Palestine



Un mur d'Apartheid

Gideon Levi*  

Pour les Israéliens, c'est une "barrière de séparation", pour les Palestiniens, un "mur d'apartheid". Pour les Israéliens, c'est un idéal, pour les Palestiniens, une menace existentielle. Pour la plupart des Israéliens, c'est une solution magique face à l'épouvante  du terrorisme. Pour les Palestiniens, c'est une crainte profonde. Une fois encore, ils ne se comprennent pas, deux nations qui ne saisissent pas la signification de leur crainte respective.

Une barrière de séparation, un mur de protection, de sécurité, une guerre contre la terreur (mais les Israéliens n'ont aucune idée de ce que cela coûte aux Palestiniens). Après les colonies, les avants postes, les routes de contournement, les confiscations, le bouclage, l'encerclement, le chômage et le couvre feu, maintenant ce problème est tombé sur la tête de milliers de résidents vivant dans le secteur du mur, et qui, une fois encore, se retrouvent victimes, bien qu'aucune faute ne leur incombe. Des paysans dont les champs ont été confisqués, des viticulteurs dont les vignes ont été piétinées, des bergers dont les pâturages ont été perdus, des paysans dont les lopins de terre et les puits sont restés de l'autre coté de la barrière, des hommes sans emplois dont la dernière source de revenu a désormais été détruite, et des villages qui ont été coupés de leur source de vie.

Le bruit des marteaux peut être entendu de très loin.
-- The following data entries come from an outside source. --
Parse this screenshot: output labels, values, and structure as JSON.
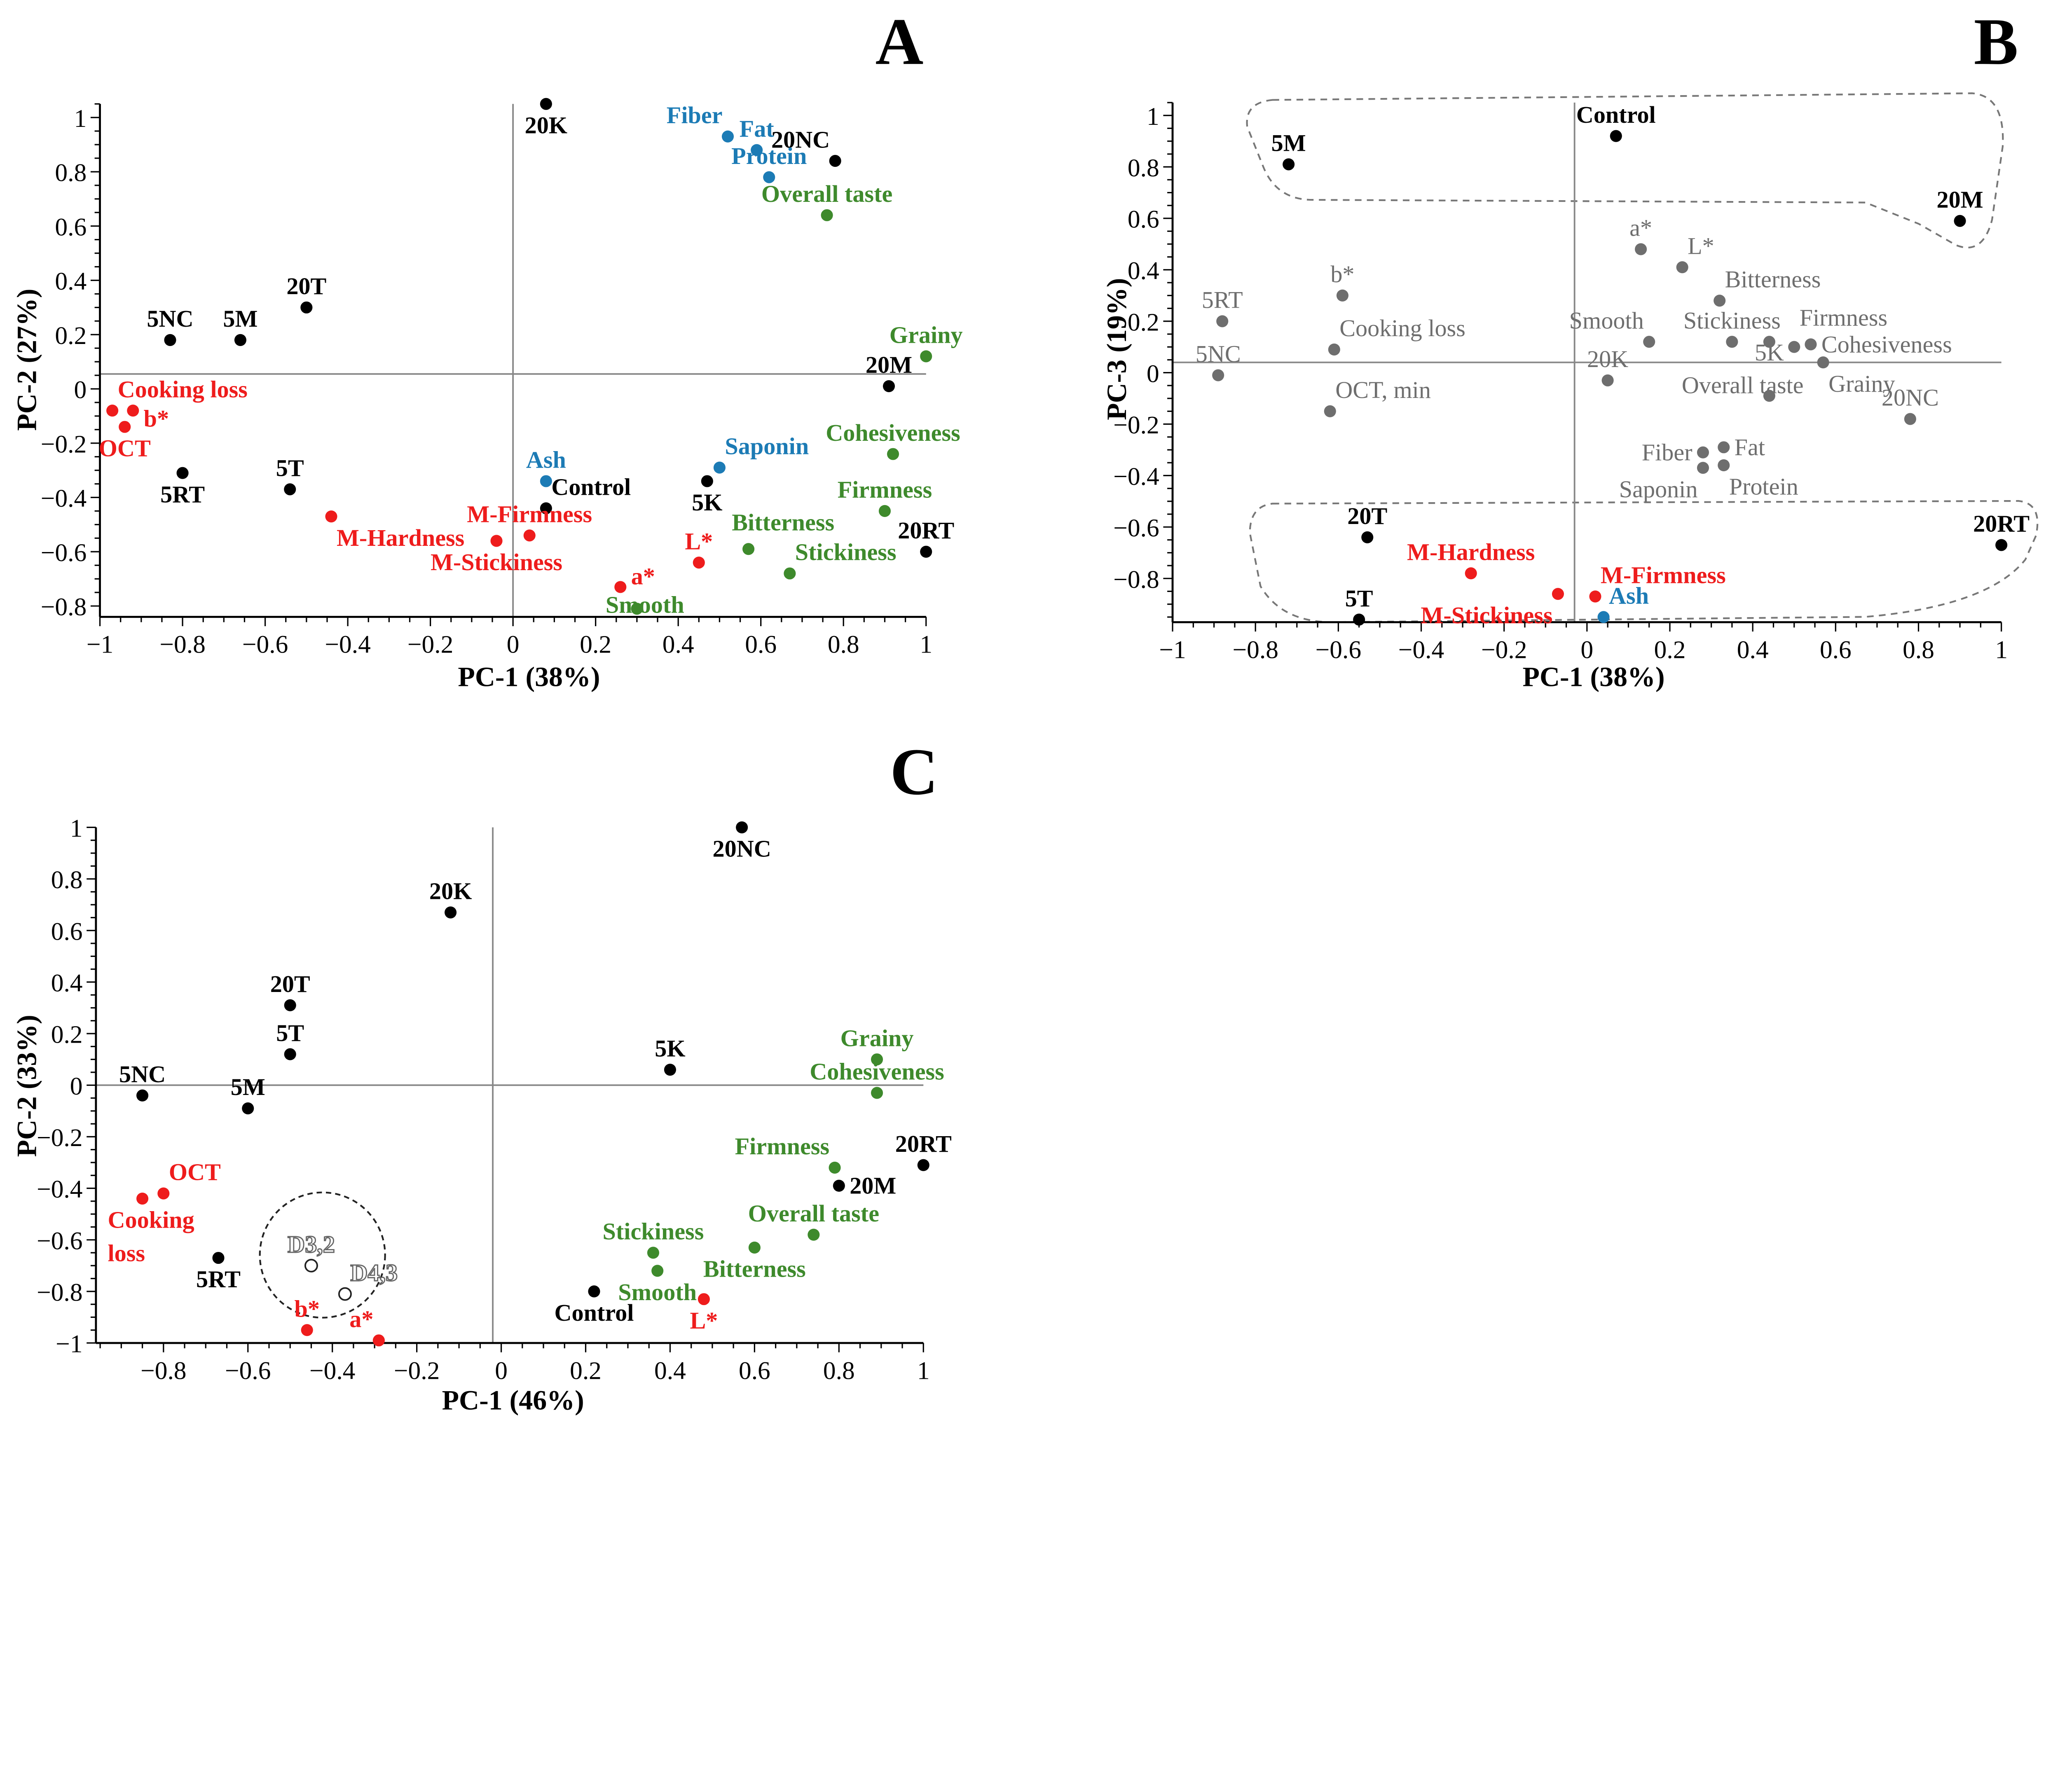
{
  "colors": {
    "k": "#000000",
    "r": "#ee1c1c",
    "b": "#1c7bb5",
    "g": "#3e8a2c",
    "gray": "#6e6e6e",
    "hollow": "#555555"
  },
  "chart_data": [
    {
      "panel": "A",
      "type": "scatter",
      "xlabel": "PC-1 (38%)",
      "ylabel": "PC-2 (27%)",
      "xlim": [
        -1,
        1
      ],
      "ylim": [
        -0.84,
        1.05
      ],
      "xticks": [
        "−1",
        "−0.8",
        "−0.6",
        "−0.4",
        "−0.2",
        "0",
        "0.2",
        "0.4",
        "0.6",
        "0.8",
        "1"
      ],
      "yticks": [
        "1",
        "0.8",
        "0.6",
        "0.4",
        "0.2",
        "0",
        "−0.2",
        "−0.4",
        "−0.6",
        "−0.8"
      ],
      "ref_lines": {
        "x": 0,
        "y": 0.055
      },
      "points": [
        {
          "label": "20K",
          "x": 0.08,
          "y": 1.05,
          "c": "k",
          "pos": "s"
        },
        {
          "label": "20NC",
          "x": 0.78,
          "y": 0.84,
          "c": "k",
          "pos": "nw"
        },
        {
          "label": "5NC",
          "x": -0.83,
          "y": 0.18,
          "c": "k",
          "pos": "n"
        },
        {
          "label": "5M",
          "x": -0.66,
          "y": 0.18,
          "c": "k",
          "pos": "n"
        },
        {
          "label": "20T",
          "x": -0.5,
          "y": 0.3,
          "c": "k",
          "pos": "n"
        },
        {
          "label": "20M",
          "x": 0.91,
          "y": 0.01,
          "c": "k",
          "pos": "n"
        },
        {
          "label": "5RT",
          "x": -0.8,
          "y": -0.31,
          "c": "k",
          "pos": "s"
        },
        {
          "label": "5T",
          "x": -0.54,
          "y": -0.37,
          "c": "k",
          "pos": "n"
        },
        {
          "label": "Control",
          "x": 0.08,
          "y": -0.44,
          "c": "k",
          "pos": "ne"
        },
        {
          "label": "5K",
          "x": 0.47,
          "y": -0.34,
          "c": "k",
          "pos": "s"
        },
        {
          "label": "20RT",
          "x": 1.0,
          "y": -0.6,
          "c": "k",
          "pos": "n"
        },
        {
          "label": "Fiber",
          "x": 0.52,
          "y": 0.93,
          "c": "b",
          "pos": "nw"
        },
        {
          "label": "Fat",
          "x": 0.59,
          "y": 0.88,
          "c": "b",
          "pos": "n"
        },
        {
          "label": "Protein",
          "x": 0.62,
          "y": 0.78,
          "c": "b",
          "pos": "n"
        },
        {
          "label": "Ash",
          "x": 0.08,
          "y": -0.34,
          "c": "b",
          "pos": "n"
        },
        {
          "label": "Saponin",
          "x": 0.5,
          "y": -0.29,
          "c": "b",
          "pos": "ne"
        },
        {
          "label": "Overall taste",
          "x": 0.76,
          "y": 0.64,
          "c": "g",
          "pos": "n"
        },
        {
          "label": "Grainy",
          "x": 1.0,
          "y": 0.12,
          "c": "g",
          "pos": "n"
        },
        {
          "label": "Cohesiveness",
          "x": 0.92,
          "y": -0.24,
          "c": "g",
          "pos": "n"
        },
        {
          "label": "Firmness",
          "x": 0.9,
          "y": -0.45,
          "c": "g",
          "pos": "n"
        },
        {
          "label": "Bitterness",
          "x": 0.57,
          "y": -0.59,
          "c": "g",
          "pos": "n"
        },
        {
          "label": "Stickiness",
          "x": 0.67,
          "y": -0.68,
          "c": "g",
          "pos": "ne"
        },
        {
          "label": "Smooth",
          "x": 0.3,
          "y": -0.81,
          "c": "g",
          "pos": "c"
        },
        {
          "label": "Cooking loss",
          "x": -0.97,
          "y": -0.08,
          "c": "r",
          "pos": "ne"
        },
        {
          "label": "b*",
          "x": -0.92,
          "y": -0.08,
          "c": "r",
          "pos": "e"
        },
        {
          "label": "OCT",
          "x": -0.94,
          "y": -0.14,
          "c": "r",
          "pos": "s"
        },
        {
          "label": "M-Hardness",
          "x": -0.44,
          "y": -0.47,
          "c": "r",
          "pos": "se"
        },
        {
          "label": "M-Stickiness",
          "x": -0.04,
          "y": -0.56,
          "c": "r",
          "pos": "s"
        },
        {
          "label": "M-Firmness",
          "x": 0.04,
          "y": -0.54,
          "c": "r",
          "pos": "n"
        },
        {
          "label": "L*",
          "x": 0.45,
          "y": -0.64,
          "c": "r",
          "pos": "n"
        },
        {
          "label": "a*",
          "x": 0.26,
          "y": -0.73,
          "c": "r",
          "pos": "e"
        }
      ]
    },
    {
      "panel": "B",
      "type": "scatter",
      "xlabel": "PC-1 (38%)",
      "ylabel": "PC-3 (19%)",
      "xlim": [
        -1,
        1
      ],
      "ylim": [
        -0.97,
        1.05
      ],
      "xticks": [
        "−1",
        "−0.8",
        "−0.6",
        "−0.4",
        "−0.2",
        "0",
        "0.2",
        "0.4",
        "0.6",
        "0.8",
        "1"
      ],
      "yticks": [
        "1",
        "0.8",
        "0.6",
        "0.4",
        "0.2",
        "0",
        "−0.2",
        "−0.4",
        "−0.6",
        "−0.8"
      ],
      "ref_lines": {
        "x": -0.03,
        "y": 0.04
      },
      "points": [
        {
          "label": "5M",
          "x": -0.72,
          "y": 0.81,
          "c": "k",
          "pos": "n"
        },
        {
          "label": "Control",
          "x": 0.07,
          "y": 0.92,
          "c": "k",
          "pos": "n"
        },
        {
          "label": "20M",
          "x": 0.9,
          "y": 0.59,
          "c": "k",
          "pos": "n"
        },
        {
          "label": "5RT",
          "x": -0.88,
          "y": 0.2,
          "c": "gray",
          "pos": "n"
        },
        {
          "label": "5NC",
          "x": -0.89,
          "y": -0.01,
          "c": "gray",
          "pos": "n"
        },
        {
          "label": "b*",
          "x": -0.59,
          "y": 0.3,
          "c": "gray",
          "pos": "n"
        },
        {
          "label": "Cooking loss",
          "x": -0.61,
          "y": 0.09,
          "c": "gray",
          "pos": "ne"
        },
        {
          "label": "OCT, min",
          "x": -0.62,
          "y": -0.15,
          "c": "gray",
          "pos": "ne"
        },
        {
          "label": "a*",
          "x": 0.13,
          "y": 0.48,
          "c": "gray",
          "pos": "n"
        },
        {
          "label": "L*",
          "x": 0.23,
          "y": 0.41,
          "c": "gray",
          "pos": "ne"
        },
        {
          "label": "Bitterness",
          "x": 0.32,
          "y": 0.28,
          "c": "gray",
          "pos": "ne"
        },
        {
          "label": "Smooth",
          "x": 0.15,
          "y": 0.12,
          "c": "gray",
          "pos": "nw"
        },
        {
          "label": "Stickiness",
          "x": 0.35,
          "y": 0.12,
          "c": "gray",
          "pos": "n"
        },
        {
          "label": "5K",
          "x": 0.44,
          "y": 0.12,
          "c": "gray",
          "pos": "s"
        },
        {
          "label": "Firmness",
          "x": 0.5,
          "y": 0.1,
          "c": "gray",
          "pos": "ne"
        },
        {
          "label": "Cohesiveness",
          "x": 0.54,
          "y": 0.11,
          "c": "gray",
          "pos": "e"
        },
        {
          "label": "Grainy",
          "x": 0.57,
          "y": 0.04,
          "c": "gray",
          "pos": "se"
        },
        {
          "label": "20K",
          "x": 0.05,
          "y": -0.03,
          "c": "gray",
          "pos": "n"
        },
        {
          "label": "Overall taste",
          "x": 0.44,
          "y": -0.09,
          "c": "gray",
          "pos": "n"
        },
        {
          "label": "20NC",
          "x": 0.78,
          "y": -0.18,
          "c": "gray",
          "pos": "n"
        },
        {
          "label": "Fiber",
          "x": 0.28,
          "y": -0.31,
          "c": "gray",
          "pos": "w"
        },
        {
          "label": "Fat",
          "x": 0.33,
          "y": -0.29,
          "c": "gray",
          "pos": "e"
        },
        {
          "label": "Saponin",
          "x": 0.28,
          "y": -0.37,
          "c": "gray",
          "pos": "sw"
        },
        {
          "label": "Protein",
          "x": 0.33,
          "y": -0.36,
          "c": "gray",
          "pos": "se"
        },
        {
          "label": "20T",
          "x": -0.53,
          "y": -0.64,
          "c": "k",
          "pos": "n"
        },
        {
          "label": "20RT",
          "x": 1.0,
          "y": -0.67,
          "c": "k",
          "pos": "n"
        },
        {
          "label": "M-Hardness",
          "x": -0.28,
          "y": -0.78,
          "c": "r",
          "pos": "n"
        },
        {
          "label": "M-Stickiness",
          "x": -0.07,
          "y": -0.86,
          "c": "r",
          "pos": "sw"
        },
        {
          "label": "M-Firmness",
          "x": 0.02,
          "y": -0.87,
          "c": "r",
          "pos": "ne"
        },
        {
          "label": "Ash",
          "x": 0.04,
          "y": -0.95,
          "c": "b",
          "pos": "ne"
        },
        {
          "label": "5T",
          "x": -0.55,
          "y": -0.96,
          "c": "k",
          "pos": "n"
        }
      ]
    },
    {
      "panel": "C",
      "type": "scatter",
      "xlabel": "PC-1 (46%)",
      "ylabel": "PC-2 (33%)",
      "xlim": [
        -0.96,
        1
      ],
      "ylim": [
        -1,
        1
      ],
      "xticks": [
        "−0.8",
        "−0.6",
        "−0.4",
        "−0.2",
        "0",
        "0.2",
        "0.4",
        "0.6",
        "0.8",
        "1"
      ],
      "yticks": [
        "1",
        "0.8",
        "0.6",
        "0.4",
        "0.2",
        "0",
        "−0.2",
        "−0.4",
        "−0.6",
        "−0.8",
        "−1"
      ],
      "ref_lines": {
        "x": -0.02,
        "y": 0
      },
      "points": [
        {
          "label": "20NC",
          "x": 0.57,
          "y": 1.0,
          "c": "k",
          "pos": "s"
        },
        {
          "label": "20K",
          "x": -0.12,
          "y": 0.67,
          "c": "k",
          "pos": "n"
        },
        {
          "label": "20T",
          "x": -0.5,
          "y": 0.31,
          "c": "k",
          "pos": "n"
        },
        {
          "label": "5T",
          "x": -0.5,
          "y": 0.12,
          "c": "k",
          "pos": "n"
        },
        {
          "label": "5NC",
          "x": -0.85,
          "y": -0.04,
          "c": "k",
          "pos": "n"
        },
        {
          "label": "5M",
          "x": -0.6,
          "y": -0.09,
          "c": "k",
          "pos": "n"
        },
        {
          "label": "5K",
          "x": 0.4,
          "y": 0.06,
          "c": "k",
          "pos": "n"
        },
        {
          "label": "20RT",
          "x": 1.0,
          "y": -0.31,
          "c": "k",
          "pos": "n"
        },
        {
          "label": "20M",
          "x": 0.8,
          "y": -0.39,
          "c": "k",
          "pos": "e"
        },
        {
          "label": "5RT",
          "x": -0.67,
          "y": -0.67,
          "c": "k",
          "pos": "s"
        },
        {
          "label": "Control",
          "x": 0.22,
          "y": -0.8,
          "c": "k",
          "pos": "s"
        },
        {
          "label": "Grainy",
          "x": 0.89,
          "y": 0.1,
          "c": "g",
          "pos": "n"
        },
        {
          "label": "Cohesiveness",
          "x": 0.89,
          "y": -0.03,
          "c": "g",
          "pos": "n"
        },
        {
          "label": "Firmness",
          "x": 0.79,
          "y": -0.32,
          "c": "g",
          "pos": "nw"
        },
        {
          "label": "Overall taste",
          "x": 0.74,
          "y": -0.58,
          "c": "g",
          "pos": "n"
        },
        {
          "label": "Bitterness",
          "x": 0.6,
          "y": -0.63,
          "c": "g",
          "pos": "s"
        },
        {
          "label": "Stickiness",
          "x": 0.36,
          "y": -0.65,
          "c": "g",
          "pos": "n"
        },
        {
          "label": "Smooth",
          "x": 0.37,
          "y": -0.72,
          "c": "g",
          "pos": "s"
        },
        {
          "label": "OCT",
          "x": -0.8,
          "y": -0.42,
          "c": "r",
          "pos": "ne"
        },
        {
          "label": "Cooking loss",
          "x": -0.85,
          "y": -0.44,
          "c": "r",
          "pos": "wrap"
        },
        {
          "label": "b*",
          "x": -0.46,
          "y": -0.95,
          "c": "r",
          "pos": "n"
        },
        {
          "label": "a*",
          "x": -0.29,
          "y": -0.99,
          "c": "r",
          "pos": "nw"
        },
        {
          "label": "L*",
          "x": 0.48,
          "y": -0.83,
          "c": "r",
          "pos": "s"
        },
        {
          "label": "D3,2",
          "x": -0.45,
          "y": -0.7,
          "c": "hollow",
          "pos": "n",
          "hollow": true
        },
        {
          "label": "D4,3",
          "x": -0.37,
          "y": -0.81,
          "c": "hollow",
          "pos": "ne",
          "hollow": true
        }
      ]
    }
  ]
}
Partout, dans le Nord de la Cisjordanie, un bruit de lame d'acier qui coupe à travers la roche peut être entendu, un effrayant vacarme provenant des vallées et des collines. Une flotte de camions et de bulldozers, déracinant des montagnes, se déplacent ici et là-bas. La vue est étonnante: entre Tulkarem, Jénine et Qalqilyah , le sol est crevassé et balafré telle une large blessure tailladant la Cisjordanie Nord dans toute sa longueur, comme après une grave opération chirurgicale. Une route de patrouille, un sentier de sécurité et une infrastructure de béton constituent une énorme cicatrice.

Une brochure de couleur verte a été publiée par des organisations environnementales palestiniennes, intitulée: "La campagne du Mur d'Apartheid ". Elles révèlent les statistiques suivantes: 2% des terres seront confisquées durant la première étape, au moins 30 villages perdront une partie de leurs terres, 15 villages seront coincés entre le Mur et la Ligne Verte, 160000 à 180000 dunams (16000 à 18000 hectares) seront confisqués, les propriétaires de 30 puits n'y auront plus accès. Et c'est juste la première étape, juste la partie Nord de la Cisjordanie.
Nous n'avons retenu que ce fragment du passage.